Le rythme des menaces de cybersécurité a désormais dépassé la vitesse des systèmes de défense traditionnels. Les modèles d’IA d’avant-garde peuvent rechercher les faiblesses, identifier le code exploitable et lancer des attaques ciblées en une fraction du temps qu’il fallait auparavant. Des vulnérabilités qui auraient pris des semaines à être découvertes peuvent désormais l’être en quelques heures, voire en quelques minutes, grâce à des outils d’IA entièrement automatisés. Ce changement compromet l’efficacité de nombreux cadres de défense établis de longue date qui reposent sur une surveillance centrée sur l’homme, des correctifs programmés et une atténuation réactive.

David Koh, de l’Agence de cybersécurité de Singapour, a souligné que la découverte de vulnérabilités n’est pas seulement devenue plus rapide, mais aussi nettement moins chère. L’automatisation alimentée par l’IA a réduit la barrière à l’entrée pour les cyberattaquants, transformant des opérations sophistiquées en outils accessibles. Parallèlement, ces systèmes ont rendu l’ingénierie sociale beaucoup plus efficace en personnalisant les messages et les interactions à l’aide de données accessibles au public. Cette convergence de l’exploitation technique et psychologique menace les organisations de tous les secteurs.

Pour les dirigeants, le défi ne consiste plus seulement à disposer de pare-feu solides ou de mises à jour logicielles régulières. Il s’agit de comprimer les temps de réponse pour les adapter à la nouvelle vitesse des menaces.
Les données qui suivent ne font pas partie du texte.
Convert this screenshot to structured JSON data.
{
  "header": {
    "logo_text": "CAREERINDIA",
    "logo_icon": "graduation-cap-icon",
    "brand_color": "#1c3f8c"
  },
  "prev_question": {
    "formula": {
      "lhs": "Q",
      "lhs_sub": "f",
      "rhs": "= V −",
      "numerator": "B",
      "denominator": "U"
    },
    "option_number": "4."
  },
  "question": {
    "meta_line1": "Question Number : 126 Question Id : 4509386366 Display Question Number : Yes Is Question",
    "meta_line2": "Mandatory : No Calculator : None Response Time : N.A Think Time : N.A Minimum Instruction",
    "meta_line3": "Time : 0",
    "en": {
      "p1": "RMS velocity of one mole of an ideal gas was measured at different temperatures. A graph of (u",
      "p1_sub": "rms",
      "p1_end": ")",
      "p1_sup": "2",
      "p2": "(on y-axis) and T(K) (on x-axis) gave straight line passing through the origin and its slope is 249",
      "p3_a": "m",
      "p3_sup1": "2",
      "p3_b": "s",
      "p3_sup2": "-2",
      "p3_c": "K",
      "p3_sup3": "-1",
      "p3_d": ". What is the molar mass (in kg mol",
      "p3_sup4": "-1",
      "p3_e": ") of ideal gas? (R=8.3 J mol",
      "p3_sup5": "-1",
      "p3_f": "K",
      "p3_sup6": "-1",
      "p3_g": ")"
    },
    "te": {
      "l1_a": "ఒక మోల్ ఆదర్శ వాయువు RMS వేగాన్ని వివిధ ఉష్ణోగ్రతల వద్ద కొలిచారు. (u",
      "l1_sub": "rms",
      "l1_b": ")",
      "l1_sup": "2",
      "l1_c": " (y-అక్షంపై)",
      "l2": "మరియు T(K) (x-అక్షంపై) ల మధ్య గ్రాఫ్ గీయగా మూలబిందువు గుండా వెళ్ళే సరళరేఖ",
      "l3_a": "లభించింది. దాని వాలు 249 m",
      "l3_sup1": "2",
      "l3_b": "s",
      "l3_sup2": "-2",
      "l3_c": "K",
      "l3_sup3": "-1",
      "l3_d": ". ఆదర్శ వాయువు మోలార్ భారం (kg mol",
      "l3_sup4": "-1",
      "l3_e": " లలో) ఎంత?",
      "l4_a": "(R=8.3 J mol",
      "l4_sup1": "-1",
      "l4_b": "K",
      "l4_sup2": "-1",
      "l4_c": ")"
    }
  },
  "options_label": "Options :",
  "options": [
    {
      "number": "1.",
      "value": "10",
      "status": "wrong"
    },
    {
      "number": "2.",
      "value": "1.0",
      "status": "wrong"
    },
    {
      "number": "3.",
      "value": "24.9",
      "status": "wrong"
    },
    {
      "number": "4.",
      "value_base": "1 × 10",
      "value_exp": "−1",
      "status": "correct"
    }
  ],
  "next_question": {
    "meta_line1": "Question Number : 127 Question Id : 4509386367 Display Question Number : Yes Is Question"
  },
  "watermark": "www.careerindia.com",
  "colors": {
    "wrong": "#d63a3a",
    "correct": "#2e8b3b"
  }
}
L’approche traditionnelle « détecter, analyser, répondre » n’est plus suffisante lorsque les adversaires de l’IA peuvent itérer des milliers de variantes d’attaques en quelques secondes. Les entreprises doivent intégrer la surveillance en temps réel, la détection des anomalies basée sur l’IA et l’automatisation des réponses rapides dans leurs opérations de base.

Cette évolution appelle également une redéfinition des structures de gouvernance. Les conseils d’administration devraient donner aux responsables de la cybersécurité l’autorité et le budget nécessaires pour mettre en œuvre des mécanismes de défense autonomes, des systèmes capables de s’auto-évaluer et de réagir instantanément. La supervision humaine reste essentielle, mais elle doit désormais fonctionner de concert avec l’intelligence des machines qui agissent à la vitesse du numérique.

Les rapports indiquent que le délai entre la découverte et l’exploitation des vulnérabilités s’est réduit à près de zéro. Dans cet environnement, l’agilité et l’analyse préventive deviennent décisives. Les organisations qui peuvent fonctionner à ce niveau protégeront non seulement leurs actifs, mais aussi la confiance de leurs clients, des autorités de réglementation et des investisseurs. Celles qui avancent trop lentement risquent de découvrir trop tard que leurs cadres de sécurité ont été conçus pour un monde qui n’existe plus.

Il est urgent d’examiner les cyberrisques au niveau du conseil d’administration et de réformer la gouvernance.

La montée des cybermenaces liées à l’IA a fait de la cybersécurité une responsabilité essentielle des conseils d’administration. L’Agence de cybersécurité (CSA) de Singapour exige désormais des conseils d’administration des fournisseurs d’infrastructures d’information critiques (CII) qu’ils s’approprient directement l’évaluation et le renforcement de leur position en matière de cyberrisques. Cette évolution fait passer la cybersécurité d’une question technique à une question de gouvernance, qui exige une surveillance au même titre que les finances, la conformité et la stratégie.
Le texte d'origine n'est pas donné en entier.